In a day the whirligig of fortune had turned, and it was the fighting man who dominated. He spoke quietly and made no threats, but the look in his eye was enough, and the agente gave him his papers.
With his concession inside his shirt and a belt of gold around his waist Bud stepped forth like a king, for there was nothing left in Mexico for him. Once on his horse and headed for the line and he could laugh at them all. In Gadsden he could show title to Kruger, he could give answer for his trust and look the world in the eye.
Yes, he was a man now – but his work was not quite done. Up at the big house, with the screeching women around her, was Gracia Aragon, and he owed her something for his rough words. To pay her for that he would stay. Whatever she asked now he would grant it; and if worst came to worst he would take her with him and make good his promise to Phil. He had given his word and that was enough. Now he had only to wait.
The boy lieutenant, the brothers Mendoza, the superintendent, and Manuel del Rey, all were out on the hillside talking terms with Bernardo Bravo and his chiefs. With the rebels it was largely a bluff, since field-glasses had shown them to be short of cartridges; but they had over a thousand men massed along the ridges and, with courage, could easily take the town.

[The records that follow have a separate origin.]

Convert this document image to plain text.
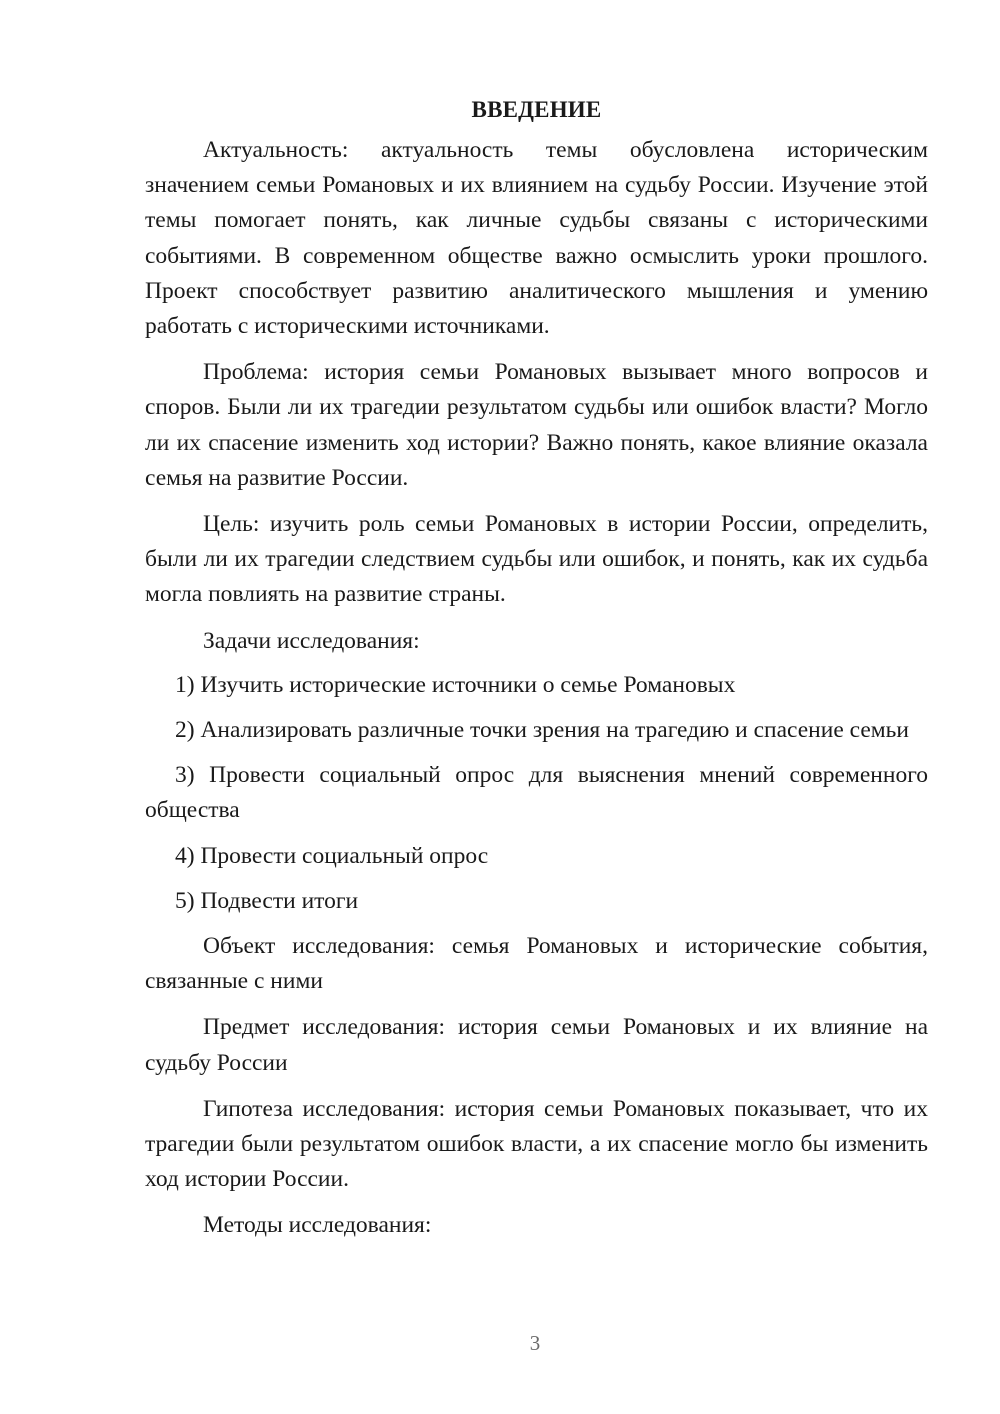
ВВЕДЕНИЕ

Актуальность: актуальность темы обусловлена историческим значением семьи Романовых и их влиянием на судьбу России. Изучение этой темы помогает понять, как личные судьбы связаны с историческими событиями. В современном обществе важно осмыслить уроки прошлого. Проект способствует развитию аналитического мышления и умению работать с историческими источниками.

Проблема: история семьи Романовых вызывает много вопросов и споров. Были ли их трагедии результатом судьбы или ошибок власти? Могло ли их спасение изменить ход истории? Важно понять, какое влияние оказала семья на развитие России.

Цель: изучить роль семьи Романовых в истории России, определить, были ли их трагедии следствием судьбы или ошибок, и понять, как их судьба могла повлиять на развитие страны.

Задачи исследования:

1) Изучить исторические источники о семье Романовых

2) Анализировать различные точки зрения на трагедию и спасение семьи

3) Провести социальный опрос для выяснения мнений современного общества

4) Провести социальный опрос

5) Подвести итоги

Объект исследования: семья Романовых и исторические события, связанные с ними

Предмет исследования: история семьи Романовых и их влияние на судьбу России

Гипотеза исследования: история семьи Романовых показывает, что их трагедии были результатом ошибок власти, а их спасение могло бы изменить ход истории России.

Методы исследования:

3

As for the Mendozas and their Sonoran miners, they were properly chagrined at their waste of ammunition and swore by Santa Guadalupe to fight it out with hand-grenades. Even as their leaders wrangled the Mexican powder-men were busily manufacturing bombs, and all the while the superintendent was glancing to the south, for swift couriers had been sent to Alvarez, the doughty Spanish haciendado of the hot country, to beg him to come to their relief.

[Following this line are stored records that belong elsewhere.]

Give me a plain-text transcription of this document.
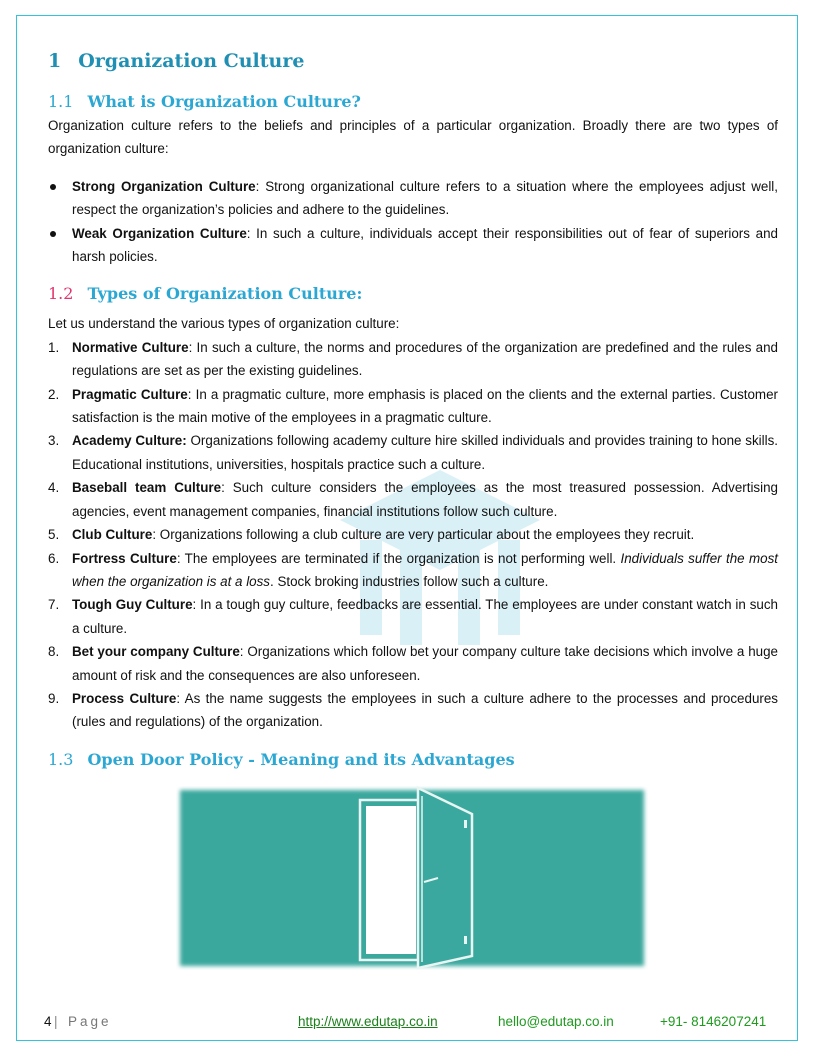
1 Organization Culture
1.1 What is Organization Culture?

Organization culture refers to the beliefs and principles of a particular organization. Broadly there are two types of organization culture:

Strong Organization Culture: Strong organizational culture refers to a situation where the employees adjust well, respect the organization’s policies and adhere to the guidelines.
Weak Organization Culture: In such a culture, individuals accept their responsibilities out of fear of superiors and harsh policies.
1.2 Types of Organization Culture:

Let us understand the various types of organization culture:

1. Normative Culture: In such a culture, the norms and procedures of the organization are predefined and the rules and regulations are set as per the existing guidelines.
2. Pragmatic Culture: In a pragmatic culture, more emphasis is placed on the clients and the external parties. Customer satisfaction is the main motive of the employees in a pragmatic culture.
3. Academy Culture: Organizations following academy culture hire skilled individuals and provides training to hone skills. Educational institutions, universities, hospitals practice such a culture.
4. Baseball team Culture: Such culture considers the employees as the most treasured possession. Advertising agencies, event management companies, financial institutions follow such culture.
5. Club Culture: Organizations following a club culture are very particular about the employees they recruit.
6. Fortress Culture: The employees are terminated if the organization is not performing well. Individuals suffer the most when the organization is at a loss. Stock broking industries follow such a culture.
7. Tough Guy Culture: In a tough guy culture, feedbacks are essential. The employees are under constant watch in such a culture.
8. Bet your company Culture: Organizations which follow bet your company culture take decisions which involve a huge amount of risk and the consequences are also unforeseen.
9. Process Culture: As the name suggests the employees in such a culture adhere to the processes and procedures (rules and regulations) of the organization.
1.3 Open Door Policy - Meaning and its Advantages
4 | Page	http://www.edutap.co.in	hello@edutap.co.in	+91- 8146207241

Twice before Alvarez had met the rebels. The first time he spoke them well and they ran off all his horses. The second time he armed his Yaquis and Yaqui Mayo rancheros against them and drove them from his domain, inflicting a sanguinary punishment.
Since then he had been itching to engage them in a pitched battle, and when the word reached him he would come. Two hundred and forty Yaquis, all armed with repeating rifles, would follow at his back, and even with his boasted thousands Bernardo Bravo could hardly withstand their valor. So, while the rebels parleyed, demanding a ransom of millions and threatening to destroy the town, the defenders argued and reasoned with them, hoping to kill the time until Alvarez should arrive.

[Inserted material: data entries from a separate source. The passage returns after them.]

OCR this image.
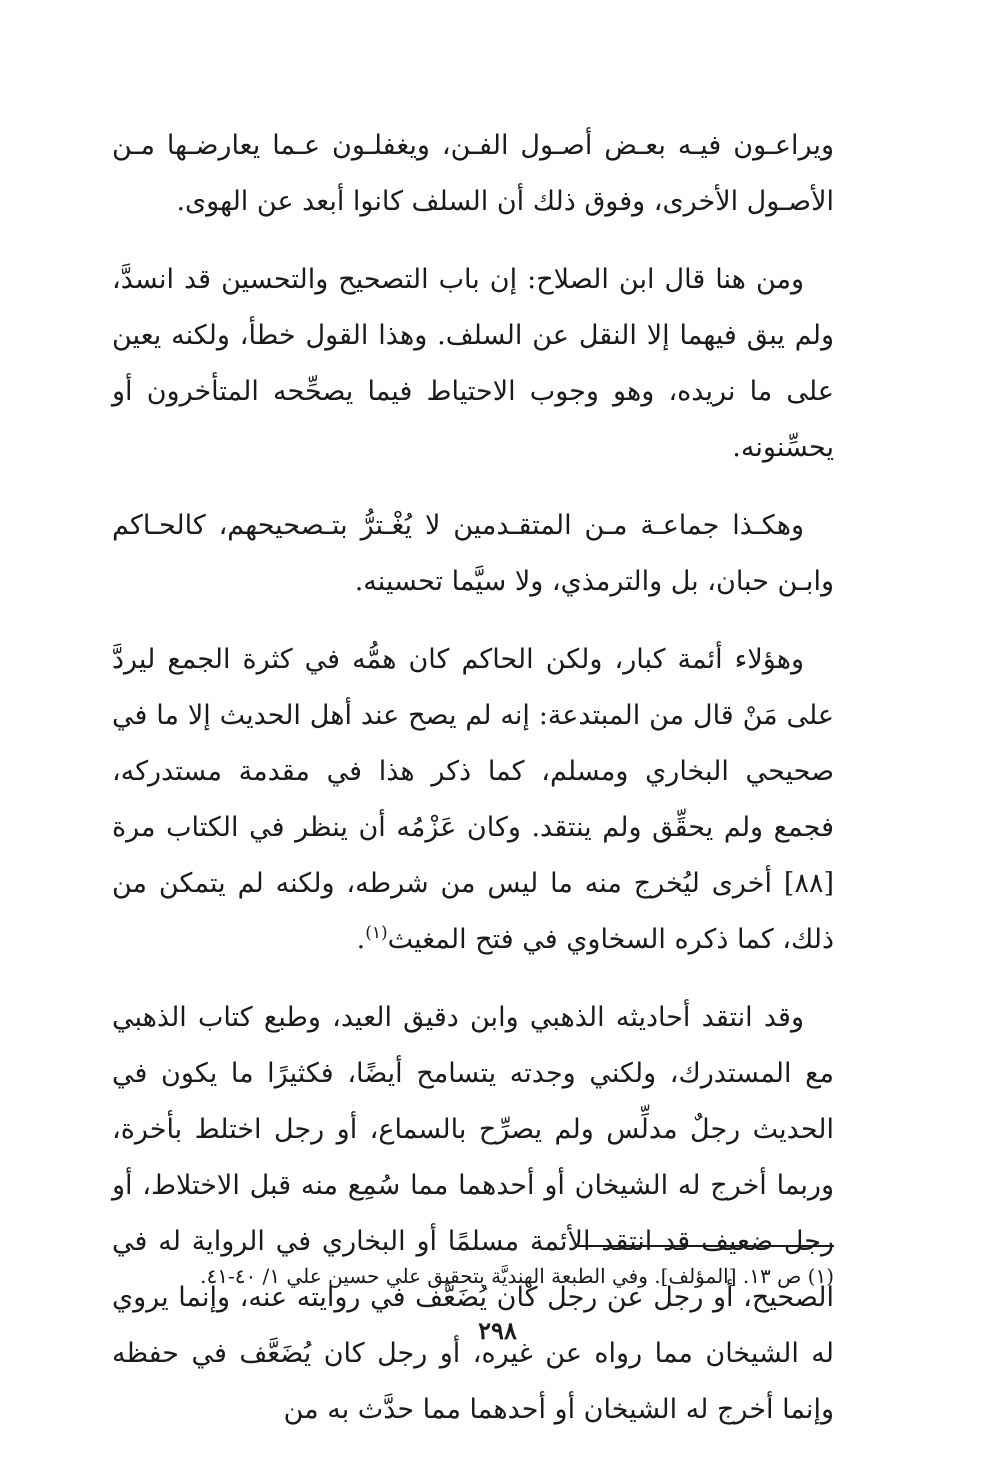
ويراعـون فيـه بعـض أصـول الفـن، ويغفلـون عـما يعارضـها مـن الأصـول الأخرى، وفوق ذلك أن السلف كانوا أبعد عن الهوى.

ومن هنا قال ابن الصلاح: إن باب التصحيح والتحسين قد انسدَّ، ولم يبق فيهما إلا النقل عن السلف. وهذا القول خطأ، ولكنه يعين على ما نريده، وهو وجوب الاحتياط فيما يصحِّحه المتأخرون أو يحسِّنونه.

وهكـذا جماعـة مـن المتقـدمين لا يُغْـترُّ بتـصحيحهم، كالحـاكم وابـن حبان، بل والترمذي، ولا سيَّما تحسينه.

وهؤلاء أئمة كبار، ولكن الحاكم كان همُّه في كثرة الجمع ليردَّ على مَنْ قال من المبتدعة: إنه لم يصح عند أهل الحديث إلا ما في صحيحي البخاري ومسلم، كما ذكر هذا في مقدمة مستدركه، فجمع ولم يحقِّق ولم ينتقد. وكان عَزْمُه أن ينظر في الكتاب مرة [٨٨] أخرى ليُخرج منه ما ليس من شرطه، ولكنه لم يتمكن من ذلك، كما ذكره السخاوي في فتح المغيث$^{(١)}$.

وقد انتقد أحاديثه الذهبي وابن دقيق العيد، وطبع كتاب الذهبي مع المستدرك، ولكني وجدته يتسامح أيضًا، فكثيرًا ما يكون في الحديث رجلٌ مدلِّس ولم يصرِّح بالسماع، أو رجل اختلط بأخرة، وربما أخرج له الشيخان أو أحدهما مما سُمِع منه قبل الاختلاط، أو رجل ضعيف قد انتقد الأئمة مسلمًا أو البخاري في الرواية له في الصحيح، أو رجل عن رجل كان يُضَعَّف في روايته عنه، وإنما يروي له الشيخان مما رواه عن غيره، أو رجل كان يُضَعَّف في حفظه وإنما أخرج له الشيخان أو أحدهما مما حدَّث به من

(١) ص ١٣. [المؤلف]. وفي الطبعة الهنديَّة بتحقيق علي حسين علي ١/ ٤٠-٤١.

٢٩٨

In the open space in front of the house the refugees gathered in an anxious group, waiting for messengers from the front, and as Hooker walked among them he was aware of the malignant glances of Aragon. There were other glances as well, for he had won great favor with the ladies by ditching the powder-train, but none from Gracia or her mother.
From the beginning the Señora Aragon had treated him as a stranger, according to the code of her class, and Hooker had never attempted to intrude. But if Gracia still remembered that she was an American girl at heart, she forgot to show it to him. To all she was now the proud Spanish lady, thrown with the common people by the stress of circumstances, but far away from them in her thoughts.